The government today proposed to lower cap for cash transactions to Rs 2 lakh from April 1, make biometric identifier Aadhaar mandatory for filing tax returns and allow cheque only contributions to electoral trusts as part of the tirade against blackmoney.
Finance Minister Arun Jaitley moved an “unprecedented” 40 amendments to his seven-week old Finance Bill 2017, which were strongly opposed by opposition parties led by the RSP, the TMC and the BJD, which felt the government was tagging along non-tax bills in the legislation to make them Money Bills, obviating the need for a nod from the Rajya Sabha where it does not have a majority yet.
The Opposition termed the introduction of amendments to Acts governing sectoral tribunals like those of Railway Claims, Highway and Cinematograph as “back-door” legislating and taking away right of Parliament to frame laws.
Jaitley justified the move, saying the amendments were all “incidental provisions” to the Finance Bill and relate to Budget announcements like combining some tribunals and creating uniform service conditions.
Among the most important amendments was one relating to his 1 February proposal to limit cash transaction to Rs 3 lakh. This cap is now proposed to be lowered to Rs 2 lakh, at par with the current requirement of quoting permanent account number (PAN) for cash spendings.
The fine will be payable by person or establishment receiving cash.”The penalty for violating this is a fine equivalent to the amount of transaction,” Revenue Secretary Hasmukh Adhia tweeted.
Another amendment made proposes to make Aadhaar number a must while applying for PAN as well as filing of income tax returns from 1 July.

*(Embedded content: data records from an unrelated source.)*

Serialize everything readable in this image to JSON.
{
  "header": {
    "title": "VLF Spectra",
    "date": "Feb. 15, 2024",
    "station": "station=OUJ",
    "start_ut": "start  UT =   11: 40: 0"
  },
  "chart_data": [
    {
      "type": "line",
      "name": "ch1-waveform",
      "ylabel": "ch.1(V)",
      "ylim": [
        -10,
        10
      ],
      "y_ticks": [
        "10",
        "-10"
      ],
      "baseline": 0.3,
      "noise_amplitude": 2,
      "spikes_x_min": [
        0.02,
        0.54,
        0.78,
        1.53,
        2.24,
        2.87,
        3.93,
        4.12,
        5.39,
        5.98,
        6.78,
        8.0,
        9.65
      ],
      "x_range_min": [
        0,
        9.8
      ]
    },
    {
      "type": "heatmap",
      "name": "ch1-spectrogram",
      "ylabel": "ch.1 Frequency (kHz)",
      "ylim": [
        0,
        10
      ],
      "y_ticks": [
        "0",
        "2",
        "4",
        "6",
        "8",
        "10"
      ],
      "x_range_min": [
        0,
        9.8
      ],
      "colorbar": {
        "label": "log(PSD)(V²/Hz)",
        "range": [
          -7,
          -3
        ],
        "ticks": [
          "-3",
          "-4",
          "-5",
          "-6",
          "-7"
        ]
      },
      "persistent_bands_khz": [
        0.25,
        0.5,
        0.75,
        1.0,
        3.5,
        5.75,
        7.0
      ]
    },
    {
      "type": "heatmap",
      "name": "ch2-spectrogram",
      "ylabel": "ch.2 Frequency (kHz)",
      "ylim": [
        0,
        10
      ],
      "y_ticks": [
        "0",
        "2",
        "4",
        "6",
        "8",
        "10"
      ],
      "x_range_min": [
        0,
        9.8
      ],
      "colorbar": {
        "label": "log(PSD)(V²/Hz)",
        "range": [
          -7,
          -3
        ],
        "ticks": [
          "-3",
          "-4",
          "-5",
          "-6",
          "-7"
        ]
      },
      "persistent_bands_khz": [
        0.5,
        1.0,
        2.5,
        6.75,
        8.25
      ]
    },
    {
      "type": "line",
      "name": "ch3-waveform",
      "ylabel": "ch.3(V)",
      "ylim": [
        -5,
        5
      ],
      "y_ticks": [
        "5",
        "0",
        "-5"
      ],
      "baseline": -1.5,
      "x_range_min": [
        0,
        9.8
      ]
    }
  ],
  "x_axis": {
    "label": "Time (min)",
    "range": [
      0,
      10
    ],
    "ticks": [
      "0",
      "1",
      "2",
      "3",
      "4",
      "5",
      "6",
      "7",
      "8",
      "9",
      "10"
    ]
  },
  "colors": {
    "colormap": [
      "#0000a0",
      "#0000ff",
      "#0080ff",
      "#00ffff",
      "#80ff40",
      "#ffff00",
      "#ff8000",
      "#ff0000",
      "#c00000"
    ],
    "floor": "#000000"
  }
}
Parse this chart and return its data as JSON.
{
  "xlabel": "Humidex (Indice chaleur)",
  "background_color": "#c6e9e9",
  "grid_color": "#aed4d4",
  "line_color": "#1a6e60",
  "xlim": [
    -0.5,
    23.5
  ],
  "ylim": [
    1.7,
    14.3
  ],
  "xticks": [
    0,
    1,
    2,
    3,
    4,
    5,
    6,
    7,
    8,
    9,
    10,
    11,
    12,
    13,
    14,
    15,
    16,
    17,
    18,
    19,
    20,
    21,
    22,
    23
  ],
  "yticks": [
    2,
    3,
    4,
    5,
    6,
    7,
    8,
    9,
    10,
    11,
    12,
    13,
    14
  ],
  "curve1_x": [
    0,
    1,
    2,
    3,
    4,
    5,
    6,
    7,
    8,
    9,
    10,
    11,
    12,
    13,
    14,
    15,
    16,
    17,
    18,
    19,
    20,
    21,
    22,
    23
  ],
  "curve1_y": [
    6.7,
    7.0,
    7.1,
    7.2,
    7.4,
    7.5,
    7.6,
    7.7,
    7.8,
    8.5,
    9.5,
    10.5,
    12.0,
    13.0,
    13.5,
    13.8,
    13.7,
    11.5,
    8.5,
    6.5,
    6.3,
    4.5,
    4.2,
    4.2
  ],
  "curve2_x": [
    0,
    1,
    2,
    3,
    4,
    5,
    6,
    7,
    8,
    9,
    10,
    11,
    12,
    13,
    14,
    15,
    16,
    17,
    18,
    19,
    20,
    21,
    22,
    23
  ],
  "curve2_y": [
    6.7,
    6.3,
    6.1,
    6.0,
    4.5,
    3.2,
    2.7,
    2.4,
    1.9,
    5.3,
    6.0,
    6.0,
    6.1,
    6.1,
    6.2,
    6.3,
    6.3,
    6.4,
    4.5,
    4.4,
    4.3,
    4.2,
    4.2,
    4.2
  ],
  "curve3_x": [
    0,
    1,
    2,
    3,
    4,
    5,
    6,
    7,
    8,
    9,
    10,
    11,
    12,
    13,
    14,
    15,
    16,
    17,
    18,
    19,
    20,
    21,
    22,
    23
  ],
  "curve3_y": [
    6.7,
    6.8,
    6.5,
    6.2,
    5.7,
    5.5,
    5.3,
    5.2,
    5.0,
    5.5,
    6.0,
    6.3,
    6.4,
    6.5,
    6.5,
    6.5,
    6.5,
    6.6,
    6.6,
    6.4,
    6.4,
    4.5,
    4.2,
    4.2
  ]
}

The amendment provides that a person holding PAN as on 1 July, 2017, has to intimate his Aadhaar number to authority in a manner which will be notified by the government.
“Provided that in case of failure to intimate the Aadhaar number, the permanent account number alloted to the person shall be deemed to be invalid…,” the amendments said.
An amendment to the Companies Act of 2013 made donations by companies to electoral trusts only through account payee cheque, bank draft or electronic transfer.
This amendment also tweaked the language to provide for every company disclosing in its profit and loss account the total amount contributed to such trusts.
The move is in sync with Jaitley’s Budget proposal of introducing bearer electoral bonds, which could be purchased by a donor using cheques from a scheduled bank and encashed only through a notified bank account of a political party within the limited duration such instrument.
These moves together are aimed at “cleansing political money”, he said.
Earlier, Jaitley quoted first Lok Sabha Speaker G V Mavalankar to state that Article 110 of the Constitution pertaining to Money Bills does not limit itself to provisions strictly pertaining to tax but encompasses incidental provisions.
He said the amendment to several tribunals is being made to provide for uniform service conditions to its member judges. “So, all that is being done – 40 may sound very large – is there is only one amendment which says there will be uniformity in service conditions and the pay structure of all those retired judges who are being appointed in all these tribunals,” he said, adding that this constitutes Money Bill as it directly relates to government expenditure.
On electoral bonds, he said a lot of electoral funding to political parties across the spectrum came by way of undisclosed money.
“Therefore, in the Budget announcement, we came out with a proposal that there will be an income tax incentive involved in four different ways. One is that monies are paid by cheque. The maximum cash donation which earlier was allowed up to Rs 20,000 will now be allowed up to Rs 2,000 as the Election Commission has recommended.
“Third, there is a mass collection through the digital media and fourth, that there will be electoral bonds issued in accordance with the scheme under the Income Tax Act,” he said, adding that an amendment to the Representation of the People Act was an “off-shoot” incidental provision as RBI will authorise a particular bank to issue the electoral bonds. “So, these are all incidental announcements to that entire scheme which has been made under the Income Tax Act itself,” Jaitley said.
He said if a substantial portion of a Bill deals with imposition or abolition of tax, then even if it has other incidental provisions, it still can be introduced as a Money Bill.
“The thrust of this is that you cannot have a Bill which says the government shall spend Rs 1,00,000. How that is to be spent, the incidental provisions will have to be contained. You cannot have an Act which says there will be a 5 percent tax.
“Then how that 5 percent tax is to be achieved; what are the deductions to be allowed; who is the assessing officer; how they are to be appointed; what is the appeal provision; how much deposits have to be made; these are all incidental provisions. The fact is that these incidental provisions do not render a Bill to be a non-money Bill,” Jaitley added.